In an unusual address to the nation, the President and Nancy Reagan unveiled a national campaign.

"Winning the crusade against drugs will not be achieved by just throwing money at the problem. Nothing would be more effective than for Americans to simply quit using illegal drugs. It's time, as Nancy said, for Americans to just say no to drugs."

"It was really with the election of Ronald Reagan that the treatment budget was gutted, " says author Michael Massing. "There was, within one year, a 25 percent cut across the board in federal dollars for treatment. And the whole administration was antagonistic to providing taxpayers' dollars to addicts who, in their view, brought on their own condition, were guilty of bad moral character."

As Ronald Reagan was cutting treatment programs, there was growing concern about a new drug that began with a glut of cocaine in the Bahamas. People there had starting to smoke a cooked cocaine paste. It was called rock, it was called growl, and the substance would eventually become known everywhere as crack.

When the first reports from the Bahamas reached Jim Hall, head of a Miami drug policy center, he was alarmed.
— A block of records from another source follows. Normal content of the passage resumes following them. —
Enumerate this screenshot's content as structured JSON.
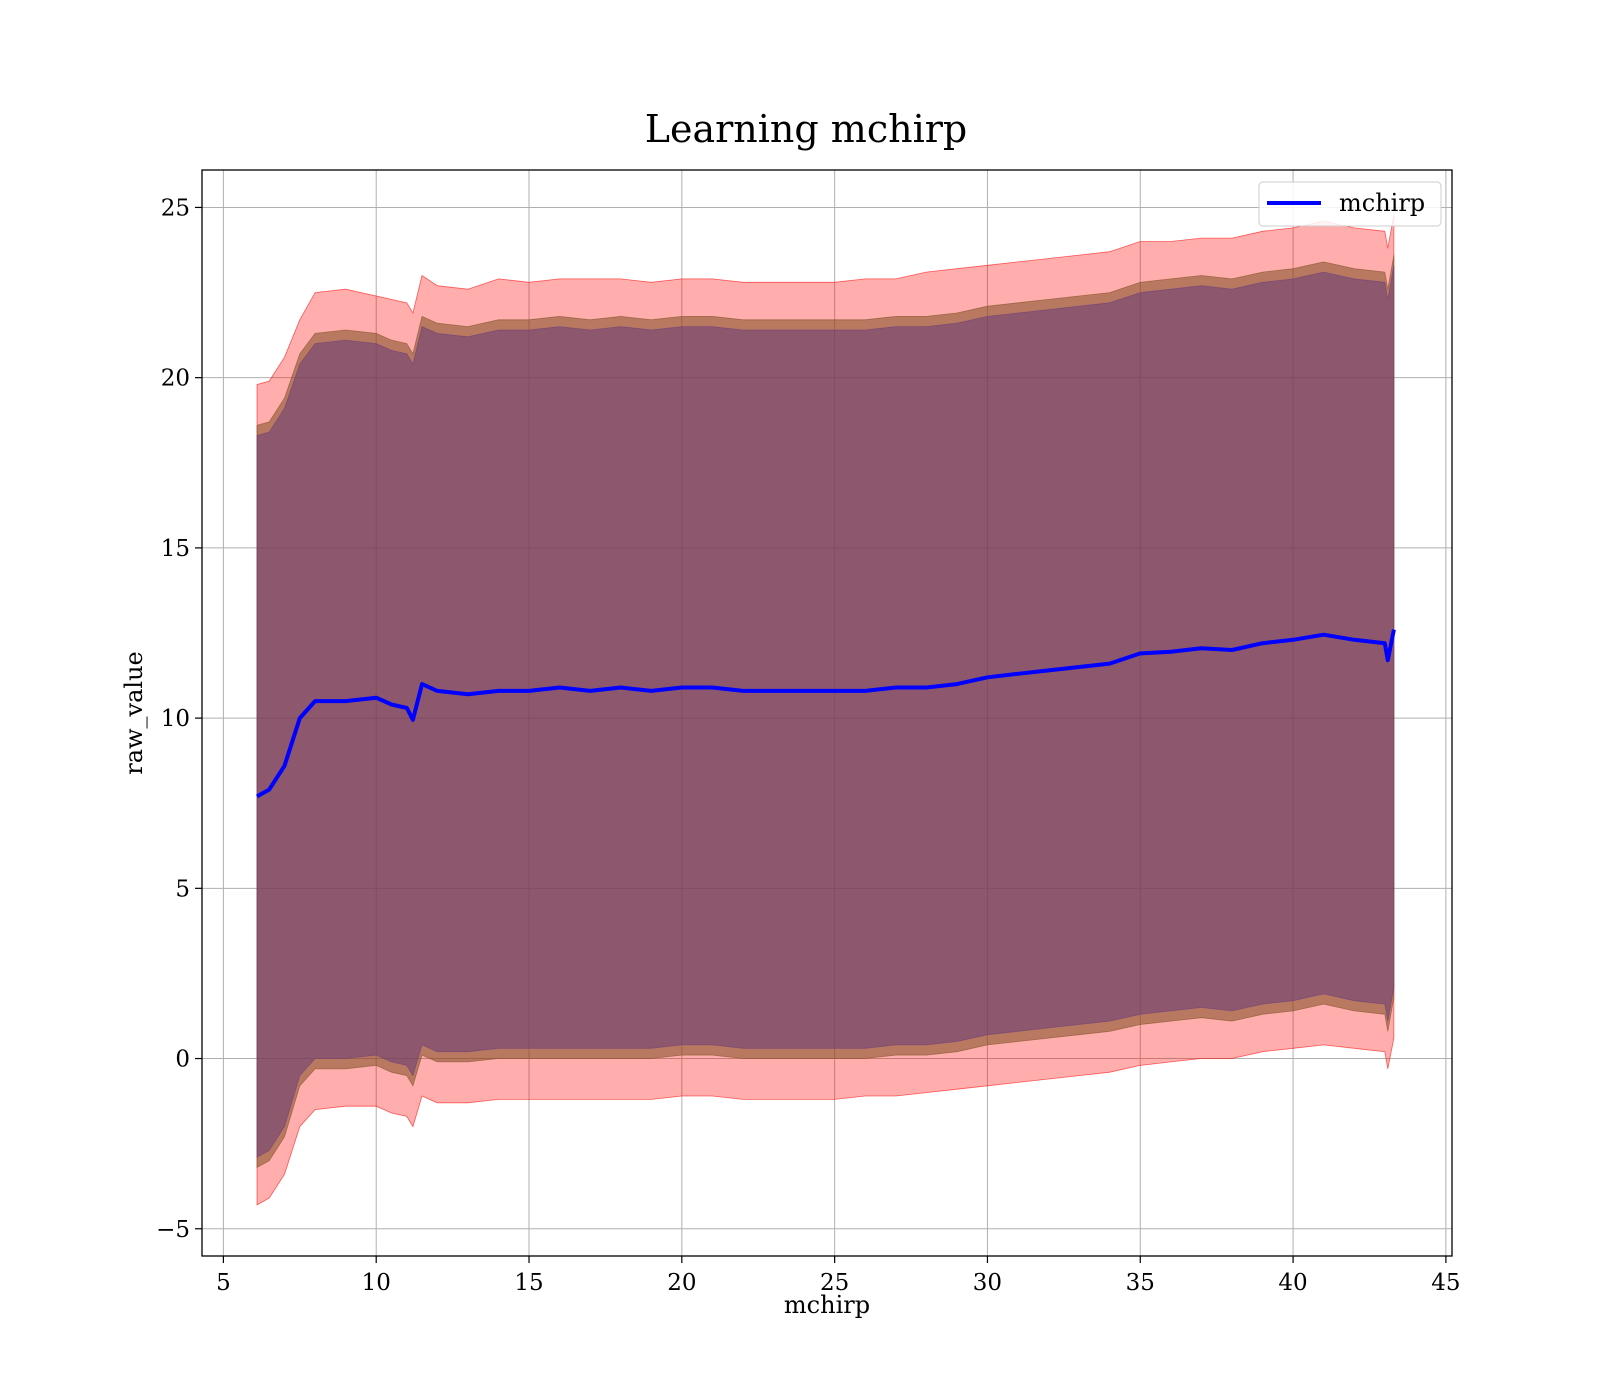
{
  "chart_data": {
    "type": "area",
    "title": "Learning mchirp",
    "xlabel": "mchirp",
    "ylabel": "raw_value",
    "xlim": [
      4.3,
      45.2
    ],
    "ylim": [
      -5.8,
      26.1
    ],
    "xticks": [
      5,
      10,
      15,
      20,
      25,
      30,
      35,
      40,
      45
    ],
    "yticks": [
      -5,
      0,
      5,
      10,
      15,
      20,
      25
    ],
    "ytick_labels": [
      "−5",
      "0",
      "5",
      "10",
      "15",
      "20",
      "25"
    ],
    "grid": true,
    "legend_position": "top-right",
    "series": [
      {
        "name": "mchirp",
        "kind": "line",
        "color": "#0000ff",
        "x": [
          6.1,
          6.5,
          7.0,
          7.5,
          8.0,
          9.0,
          10.0,
          10.5,
          11.0,
          11.2,
          11.5,
          12.0,
          13.0,
          14.0,
          15.0,
          16.0,
          17.0,
          18.0,
          19.0,
          20.0,
          21.0,
          22.0,
          23.0,
          24.0,
          25.0,
          26.0,
          27.0,
          28.0,
          29.0,
          30.0,
          31.0,
          32.0,
          33.0,
          34.0,
          35.0,
          36.0,
          37.0,
          38.0,
          39.0,
          40.0,
          41.0,
          42.0,
          43.0,
          43.1,
          43.3
        ],
        "y": [
          7.7,
          7.9,
          8.6,
          10.0,
          10.5,
          10.5,
          10.6,
          10.4,
          10.3,
          9.95,
          11.0,
          10.8,
          10.7,
          10.8,
          10.8,
          10.9,
          10.8,
          10.9,
          10.8,
          10.9,
          10.9,
          10.8,
          10.8,
          10.8,
          10.8,
          10.8,
          10.9,
          10.9,
          11.0,
          11.2,
          11.3,
          11.4,
          11.5,
          11.6,
          11.9,
          11.95,
          12.05,
          12.0,
          12.2,
          12.3,
          12.45,
          12.3,
          12.2,
          11.7,
          12.6
        ]
      },
      {
        "name": "",
        "kind": "band",
        "color": "#ff0000",
        "x": [
          6.1,
          6.5,
          7.0,
          7.5,
          8.0,
          9.0,
          10.0,
          10.5,
          11.0,
          11.2,
          11.5,
          12.0,
          13.0,
          14.0,
          15.0,
          16.0,
          17.0,
          18.0,
          19.0,
          20.0,
          21.0,
          22.0,
          23.0,
          24.0,
          25.0,
          26.0,
          27.0,
          28.0,
          29.0,
          30.0,
          31.0,
          32.0,
          33.0,
          34.0,
          35.0,
          36.0,
          37.0,
          38.0,
          39.0,
          40.0,
          41.0,
          42.0,
          43.0,
          43.1,
          43.3
        ],
        "upper": [
          19.8,
          19.9,
          20.6,
          21.7,
          22.5,
          22.6,
          22.4,
          22.3,
          22.2,
          21.9,
          23.0,
          22.7,
          22.6,
          22.9,
          22.8,
          22.9,
          22.9,
          22.9,
          22.8,
          22.9,
          22.9,
          22.8,
          22.8,
          22.8,
          22.8,
          22.9,
          22.9,
          23.1,
          23.2,
          23.3,
          23.4,
          23.5,
          23.6,
          23.7,
          24.0,
          24.0,
          24.1,
          24.1,
          24.3,
          24.4,
          24.6,
          24.4,
          24.3,
          23.8,
          24.8
        ],
        "lower": [
          -4.3,
          -4.1,
          -3.4,
          -2.0,
          -1.5,
          -1.4,
          -1.4,
          -1.6,
          -1.7,
          -2.0,
          -1.1,
          -1.3,
          -1.3,
          -1.2,
          -1.2,
          -1.2,
          -1.2,
          -1.2,
          -1.2,
          -1.1,
          -1.1,
          -1.2,
          -1.2,
          -1.2,
          -1.2,
          -1.1,
          -1.1,
          -1.0,
          -0.9,
          -0.8,
          -0.7,
          -0.6,
          -0.5,
          -0.4,
          -0.2,
          -0.1,
          0.0,
          0.0,
          0.2,
          0.3,
          0.4,
          0.3,
          0.2,
          -0.3,
          0.6
        ]
      },
      {
        "name": "",
        "kind": "band",
        "color": "#7f4f23",
        "x": [
          6.1,
          6.5,
          7.0,
          7.5,
          8.0,
          9.0,
          10.0,
          10.5,
          11.0,
          11.2,
          11.5,
          12.0,
          13.0,
          14.0,
          15.0,
          16.0,
          17.0,
          18.0,
          19.0,
          20.0,
          21.0,
          22.0,
          23.0,
          24.0,
          25.0,
          26.0,
          27.0,
          28.0,
          29.0,
          30.0,
          31.0,
          32.0,
          33.0,
          34.0,
          35.0,
          36.0,
          37.0,
          38.0,
          39.0,
          40.0,
          41.0,
          42.0,
          43.0,
          43.1,
          43.3
        ],
        "upper": [
          18.6,
          18.7,
          19.4,
          20.7,
          21.3,
          21.4,
          21.3,
          21.1,
          21.0,
          20.7,
          21.8,
          21.6,
          21.5,
          21.7,
          21.7,
          21.8,
          21.7,
          21.8,
          21.7,
          21.8,
          21.8,
          21.7,
          21.7,
          21.7,
          21.7,
          21.7,
          21.8,
          21.8,
          21.9,
          22.1,
          22.2,
          22.3,
          22.4,
          22.5,
          22.8,
          22.9,
          23.0,
          22.9,
          23.1,
          23.2,
          23.4,
          23.2,
          23.1,
          22.6,
          23.6
        ],
        "lower": [
          -3.2,
          -3.0,
          -2.3,
          -0.8,
          -0.3,
          -0.3,
          -0.2,
          -0.4,
          -0.5,
          -0.8,
          0.1,
          -0.1,
          -0.1,
          0.0,
          0.0,
          0.0,
          0.0,
          0.0,
          0.0,
          0.1,
          0.1,
          0.0,
          0.0,
          0.0,
          0.0,
          0.0,
          0.1,
          0.1,
          0.2,
          0.4,
          0.5,
          0.6,
          0.7,
          0.8,
          1.0,
          1.1,
          1.2,
          1.1,
          1.3,
          1.4,
          1.6,
          1.4,
          1.3,
          0.8,
          1.8
        ]
      },
      {
        "name": "",
        "kind": "band",
        "color": "#6a3d7a",
        "x": [
          6.1,
          6.5,
          7.0,
          7.5,
          8.0,
          9.0,
          10.0,
          10.5,
          11.0,
          11.2,
          11.5,
          12.0,
          13.0,
          14.0,
          15.0,
          16.0,
          17.0,
          18.0,
          19.0,
          20.0,
          21.0,
          22.0,
          23.0,
          24.0,
          25.0,
          26.0,
          27.0,
          28.0,
          29.0,
          30.0,
          31.0,
          32.0,
          33.0,
          34.0,
          35.0,
          36.0,
          37.0,
          38.0,
          39.0,
          40.0,
          41.0,
          42.0,
          43.0,
          43.1,
          43.3
        ],
        "upper": [
          18.3,
          18.4,
          19.1,
          20.4,
          21.0,
          21.1,
          21.0,
          20.8,
          20.7,
          20.4,
          21.5,
          21.3,
          21.2,
          21.4,
          21.4,
          21.5,
          21.4,
          21.5,
          21.4,
          21.5,
          21.5,
          21.4,
          21.4,
          21.4,
          21.4,
          21.4,
          21.5,
          21.5,
          21.6,
          21.8,
          21.9,
          22.0,
          22.1,
          22.2,
          22.5,
          22.6,
          22.7,
          22.6,
          22.8,
          22.9,
          23.1,
          22.9,
          22.8,
          22.3,
          23.3
        ],
        "lower": [
          -2.9,
          -2.7,
          -2.0,
          -0.5,
          0.0,
          0.0,
          0.1,
          -0.1,
          -0.2,
          -0.5,
          0.4,
          0.2,
          0.2,
          0.3,
          0.3,
          0.3,
          0.3,
          0.3,
          0.3,
          0.4,
          0.4,
          0.3,
          0.3,
          0.3,
          0.3,
          0.3,
          0.4,
          0.4,
          0.5,
          0.7,
          0.8,
          0.9,
          1.0,
          1.1,
          1.3,
          1.4,
          1.5,
          1.4,
          1.6,
          1.7,
          1.9,
          1.7,
          1.6,
          1.1,
          2.1
        ]
      }
    ]
  }
}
He knew crack would come to Miami. "Crack smoking was cheap, and it was a much better deal for the dealer. They got twice as much product from cocaine, and they had customers who would rush back to buy again and again and again. So it was the dealer's dream and the user's nightmare."

Law enforcement was completely unprepared, says Izzy Gonzales, who was a Miami street cop in 1984.

"I'd stopped the guy right in Little Havana," he says, "and he had a Marlboro box of cigarettes. I picked this up, and it was full of these rocks, and I spilled the rocks on my hand, and I couldn't figure out what they were. And a manhole sewer, I tossed them in there. Of course, the guy started to cry. I had no idea. I had no clue."

As the crack epidemic swept the country, emergency rooms were overwhelmed because there was really no place else to go, says Massing.

"The whole treatment industry was in a state of virtual collapse. And suddenly, with crack, you had a new generation of addicts created overnight or within a year. You had a huge increase in the U.S. addict population. I remember going up to a facility in the early 1990s. There were people in the lobby, they had the shakes, they were withdrawing from crack, and there was no place to put them."

The War on Drugs had abandoned treatment for punishment. By the late 1990s, the prison population had tripled.